Darmstadt · Der eine Schüler provoziert, der andere schlägt zu. Das ist Alltag in Schulen, speziell bei Jungen in der Pubertät. Aber was ist, wenn zwei Jungs regelmäßig aneinander geraten? Rechtfertigt dies den Verweis des einen aus der Klasse?

Das Verwaltungsgericht Darmstadt hat entschieden, dass ein Schüler der 9. Klasse einer Integrierten Gesamtschule keinen Rechtsanspruch auf eine "vorläufige" Entfernung eines Mitschülers aus seiner Klasse hat (Az.:3 L 879/14.DA ).

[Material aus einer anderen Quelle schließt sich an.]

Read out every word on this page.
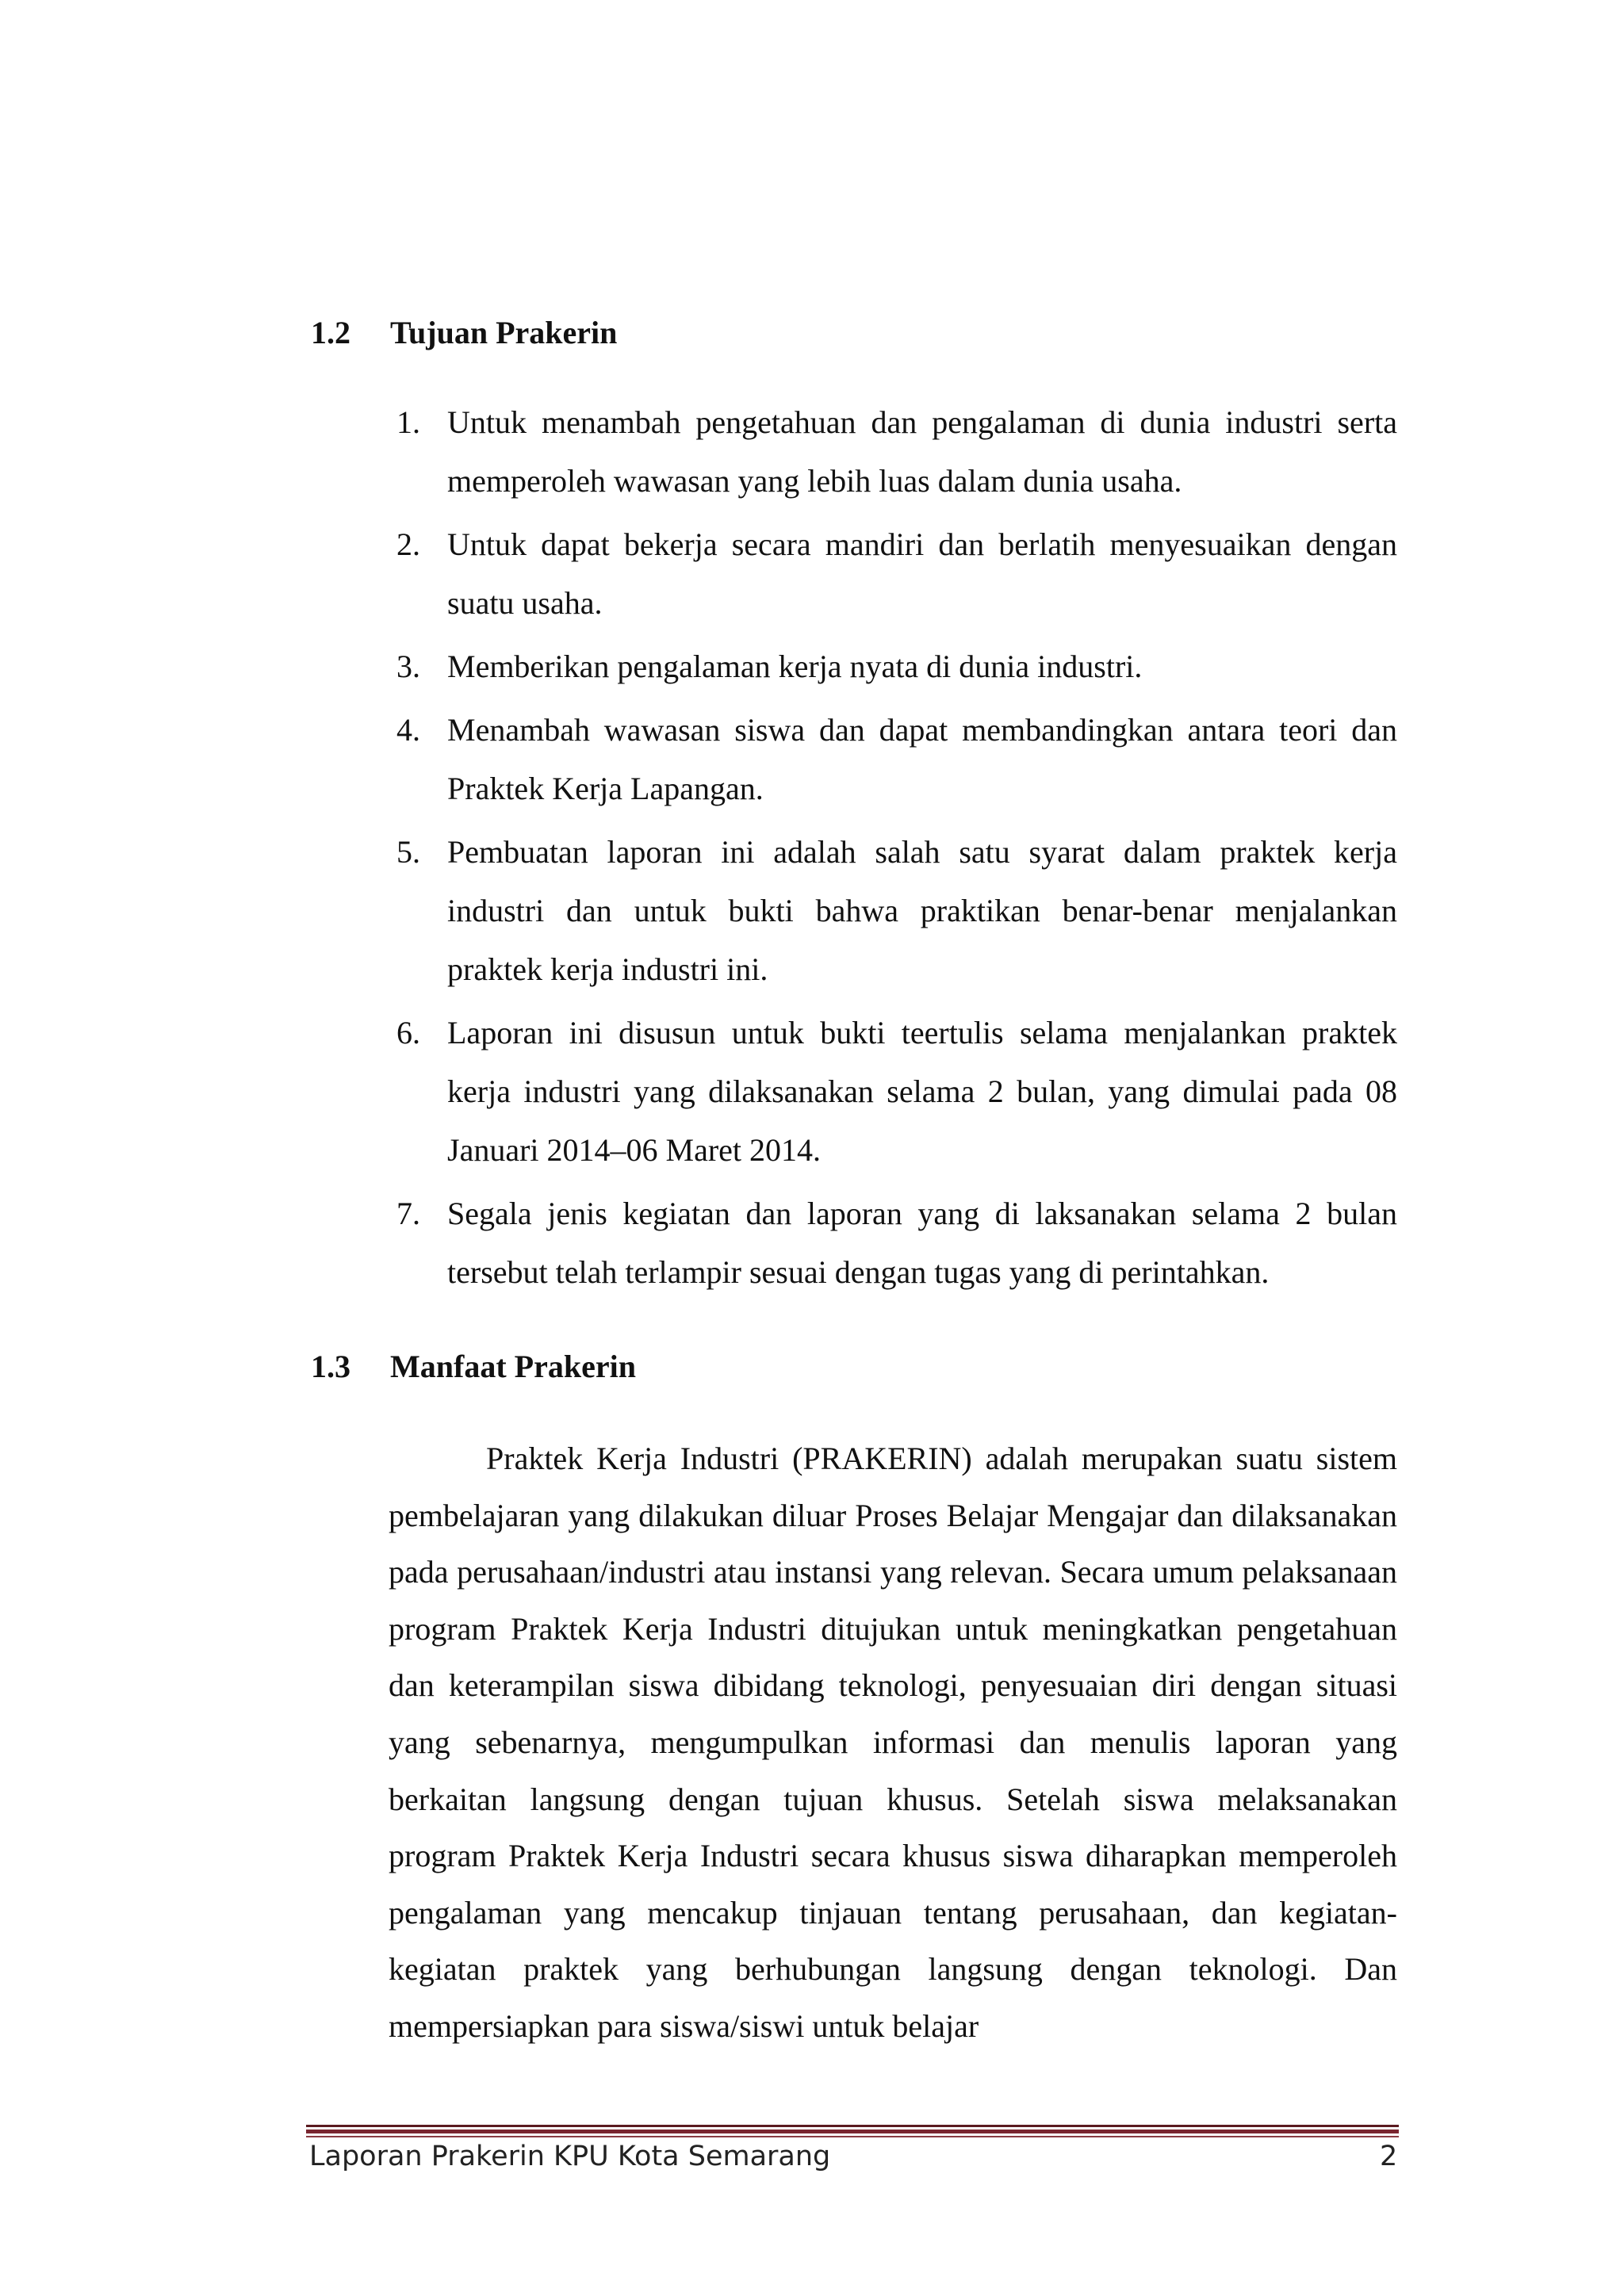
1.2 Tujuan Prakerin
1. Untuk menambah pengetahuan dan pengalaman di dunia industri serta memperoleh wawasan yang lebih luas dalam dunia usaha.
2. Untuk dapat bekerja secara mandiri dan berlatih menyesuaikan dengan suatu usaha.
3. Memberikan pengalaman kerja nyata di dunia industri.
4. Menambah wawasan siswa dan dapat membandingkan antara teori dan Praktek Kerja Lapangan.
5. Pembuatan laporan ini adalah salah satu syarat dalam praktek kerja industri dan untuk bukti bahwa praktikan benar-benar menjalankan praktek kerja industri ini.
6. Laporan ini disusun untuk bukti teertulis selama menjalankan praktek kerja industri yang dilaksanakan selama 2 bulan, yang dimulai pada 08 Januari 2014–06 Maret 2014.
7. Segala jenis kegiatan dan laporan yang di laksanakan selama 2 bulan tersebut telah terlampir sesuai dengan tugas yang di perintahkan.
1.3 Manfaat Prakerin

Praktek Kerja Industri (PRAKERIN) adalah merupakan suatu sistem pembelajaran yang dilakukan diluar Proses Belajar Mengajar dan dilaksanakan pada perusahaan/industri atau instansi yang relevan. Secara umum pelaksanaan program Praktek Kerja Industri ditujukan untuk meningkatkan pengetahuan dan keterampilan siswa dibidang teknologi, penyesuaian diri dengan situasi yang sebenarnya, mengumpulkan informasi dan menulis laporan yang berkaitan langsung dengan tujuan khusus. Setelah siswa melaksanakan program Praktek Kerja Industri secara khusus siswa diharapkan memperoleh pengalaman yang mencakup tinjauan tentang perusahaan, dan kegiatan-kegiatan praktek yang berhubungan langsung dengan teknologi. Dan mempersiapkan para siswa/siswi untuk belajar

Laporan Prakerin KPU Kota Semarang	2
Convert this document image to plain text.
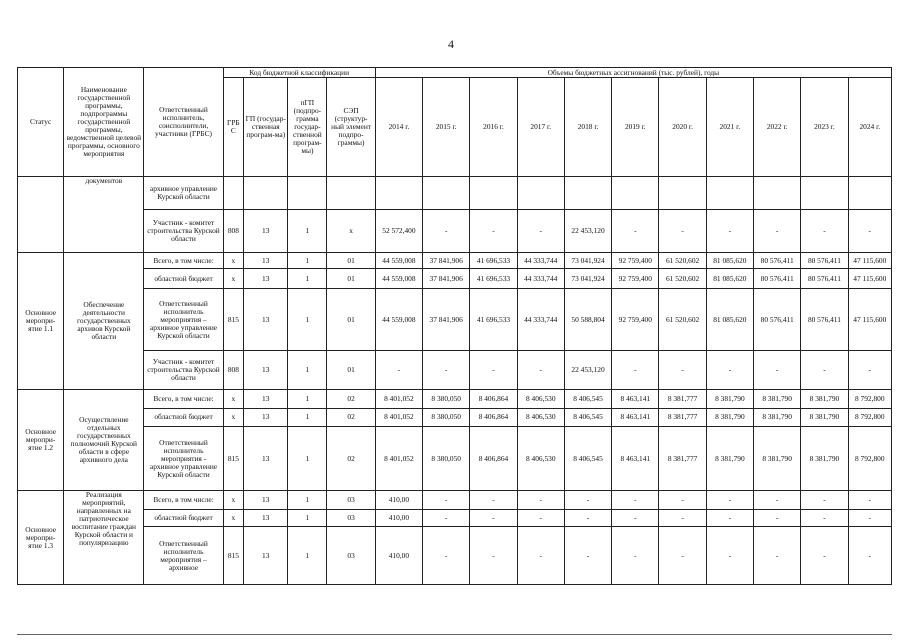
4
Статус	Наименование государственной программы, подпрограммы государственной программы, ведомственной целевой программы, основного мероприятия	Ответственный исполнитель, соисполнители, участники (ГРБС)	Код бюджетной классификации				Объемы бюджетных ассигнований (тыс. рублей), годы										
			ГРБ С	ГП (государ-ственная програм-ма)	пГП (подпро-грамма государ-ственной програм-мы)	СЭП (структур-ный элемент подпро-граммы)	2014 г.	2015 г.	2016 г.	2017 г.	2018 г.	2019 г.	2020 г.	2021 г.	2022 г.	2023 г.	2024 г.
	документов	архивное управление Курской области															
		Участник - комитет строительства Курской области	808	13	1	х	52 572,400	-	-	-	22 453,120	-	-	-	-	-	-
Основное меропри-ятие 1.1	Обеспечение деятельности государственных архивов Курской области	Всего, в том числе:	х	13	1	01	44 559,008	37 841,906	41 696,533	44 333,744	73 041,924	92 759,400	61 520,602	81 085,620	80 576,411	80 576,411	47 115,600
		областной бюджет	х	13	1	01	44 559,008	37 841,906	41 696,533	44 333,744	73 041,924	92 759,400	61 520,602	81 085,620	80 576,411	80 576,411	47 115,600
		Ответственный исполнитель мероприятия – архивное управление Курской области	815	13	1	01	44 559,008	37 841,906	41 696,533	44 333,744	50 588,804	92 759,400	61 520,602	81 085,620	80 576,411	80 576,411	47 115,600
		Участник - комитет строительства Курской области	808	13	1	01	-	-	-	-	22 453,120	-	-	-	-	-	-
Основное меропри-ятие 1.2	Осуществление отдельных государственных полномочий Курской области в сфере архивного дела	Всего, в том числе:	х	13	1	02	8 401,052	8 380,050	8 406,864	8 406,530	8 406,545	8 463,141	8 381,777	8 381,790	8 381,790	8 381,790	8 792,800
		областной бюджет	х	13	1	02	8 401,052	8 380,050	8 406,864	8 406,530	8 406,545	8 463,141	8 381,777	8 381,790	8 381,790	8 381,790	8 792,800
		Ответственный исполнитель мероприятия - архивное управление Курской области	815	13	1	02	8 401,052	8 380,050	8 406,864	8 406,530	8 406,545	8 463,141	8 381,777	8 381,790	8 381,790	8 381,790	8 792,800
Основное меропри-ятие 1.3	Реализация мероприятий, направленных на патриотическое воспитание граждан Курской области и популяризацию	Всего, в том числе:	х	13	1	03	410,00	-	-	-	-	-	-	-	-	-	-
		областной бюджет	х	13	1	03	410,00	-	-	-	-	-	-	-	-	-	-
		Ответственный исполнитель мероприятия – архивное	815	13	1	03	410,00	-	-	-	-	-	-	-	-	-	-
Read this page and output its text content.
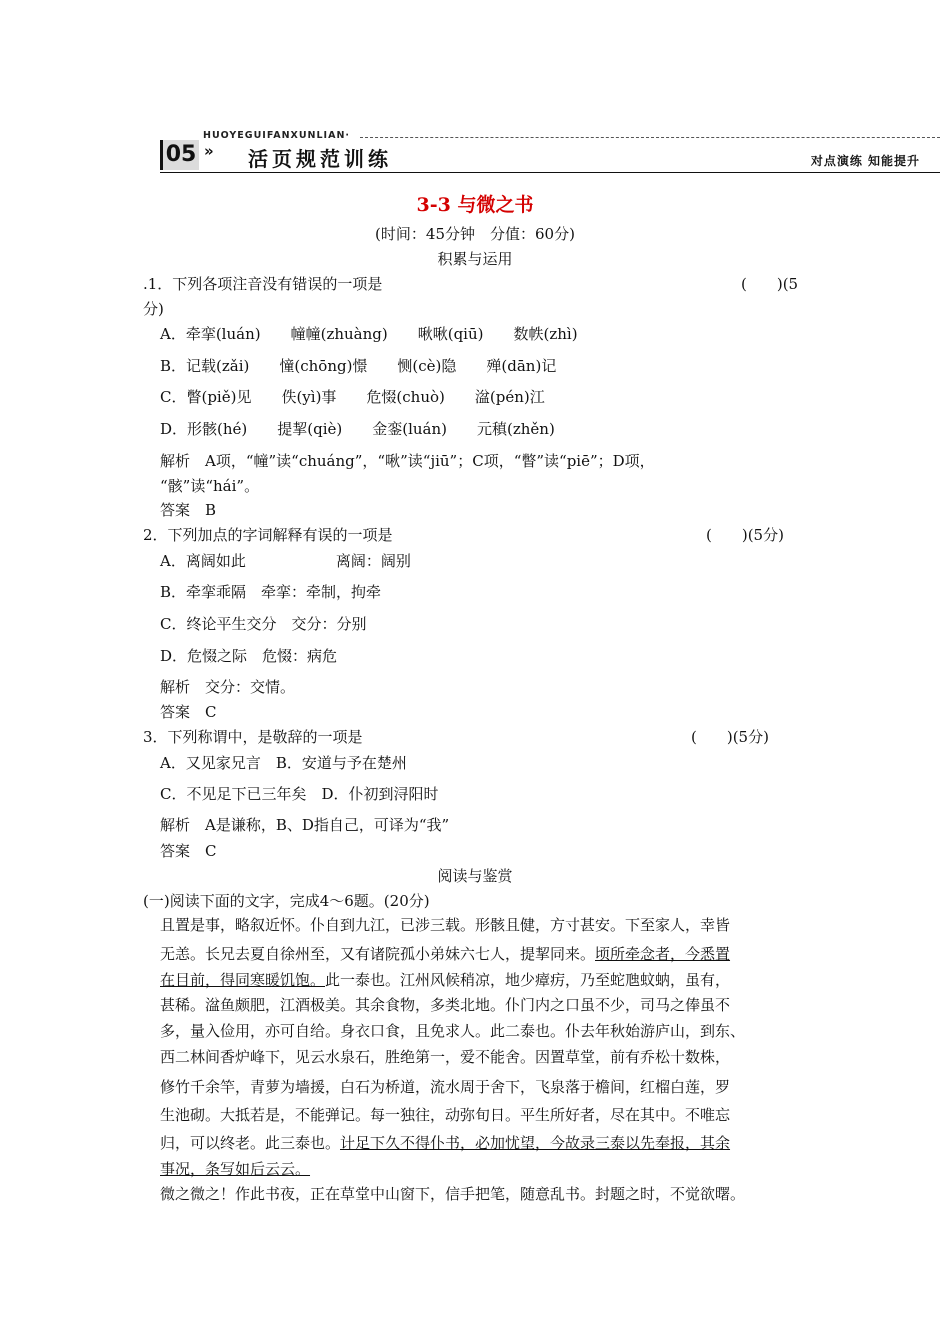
HUOYEGUIFANXUNLIAN·
05 » 活页规范训练	对点演练 知能提升
3-3 与微之书
(时间：45分钟　分值：60分)
积累与运用
.1．下列各项注音没有错误的一项是	(　　)(5
分)
A．牵挛(luán)　　幢幢(zhuàng)　　啾啾(qiū)　　数帙(zhì)
B．记载(zǎi)　　憧(chōng)憬　　恻(cè)隐　　殚(dān)记
C．瞥(piě)见　　佚(yì)事　　危惙(chuò)　　湓(pén)江
D．形骸(hé)　　提挈(qiè)　　金銮(luán)　　元稹(zhěn)
解析　A项，“幢”读“chuáng”，“啾”读“jiū”；C项，“瞥”读“piē”；D项，
“骸”读“hái”。
答案　B
2．下列加点的字词解释有误的一项是	(　　)(5分)
A．离阔如此　　　　　　离阔：阔别
B．牵挛乖隔　牵挛：牵制，拘牵
C．终论平生交分　交分：分别
D．危惙之际　危惙：病危
解析　交分：交情。
答案　C
3．下列称谓中，是敬辞的一项是	(　　)(5分)
A．又见家兄言　B．安道与予在楚州
C．不见足下已三年矣　D．仆初到浔阳时
解析　A是谦称，B、D指自己，可译为“我”
答案　C
阅读与鉴赏
(一)阅读下面的文字，完成4～6题。(20分)
且置是事，略叙近怀。仆自到九江，已涉三载。形骸且健，方寸甚安。下至家人，幸皆
无恙。长兄去夏自徐州至，又有诸院孤小弟妹六七人，提挈同来。顷所牵念者，今悉置
在目前，得同寒暖饥饱。此一泰也。江州风候稍凉，地少瘴疠，乃至蛇虺蚊蚋，虽有，
甚稀。湓鱼颇肥，江酒极美。其余食物，多类北地。仆门内之口虽不少，司马之俸虽不
多，量入俭用，亦可自给。身衣口食，且免求人。此二泰也。仆去年秋始游庐山，到东、
西二林间香炉峰下，见云水泉石，胜绝第一，爱不能舍。因置草堂，前有乔松十数株，
修竹千余竿，青萝为墙援，白石为桥道，流水周于舍下，飞泉落于檐间，红榴白莲，罗
生池砌。大抵若是，不能弹记。每一独往，动弥旬日。平生所好者，尽在其中。不唯忘
归，可以终老。此三泰也。计足下久不得仆书，必加忧望，今故录三泰以先奉报，其余
事况，条写如后云云。
微之微之！作此书夜，正在草堂中山窗下，信手把笔，随意乱书。封题之时，不觉欲曙。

In dem von Juris veröffentlichten Fall hatte der eine Mitschüler dem anderen bei einem Streit einen heftigen Schlag ins Gesicht verpasst. Das Verwaltungsgericht sah darin zwar eine Körperverletzung und einen erheblichen Verstoß gegen die Schulordnung. Die Richter stellten aber gleichzeitig klar: Die Frage, ob und welche förmlichen Ordnungsmaßnahmen gegen einen Schüler ergriffen werden, unterliege dem pflichtgemäßen Ermessen der Schule oder der Schulaufsicht. Die gerichtliche Kontrolle solcher Entscheidungen beziehe sich lediglich auf die Frage, ob die rechtlichen Voraussetzungen einer Maßnahme, insbesondere eine hinreichende Rechtsgrundlage, vorlägen und ob das vorgeschriebene Verfahren eingehalten sei. Diese Überprüfung umfasse nicht die pädagogische Wertungen, um die es bei der Verhängung einer Ordnungsmaßnahme im Wesentlichen gehe.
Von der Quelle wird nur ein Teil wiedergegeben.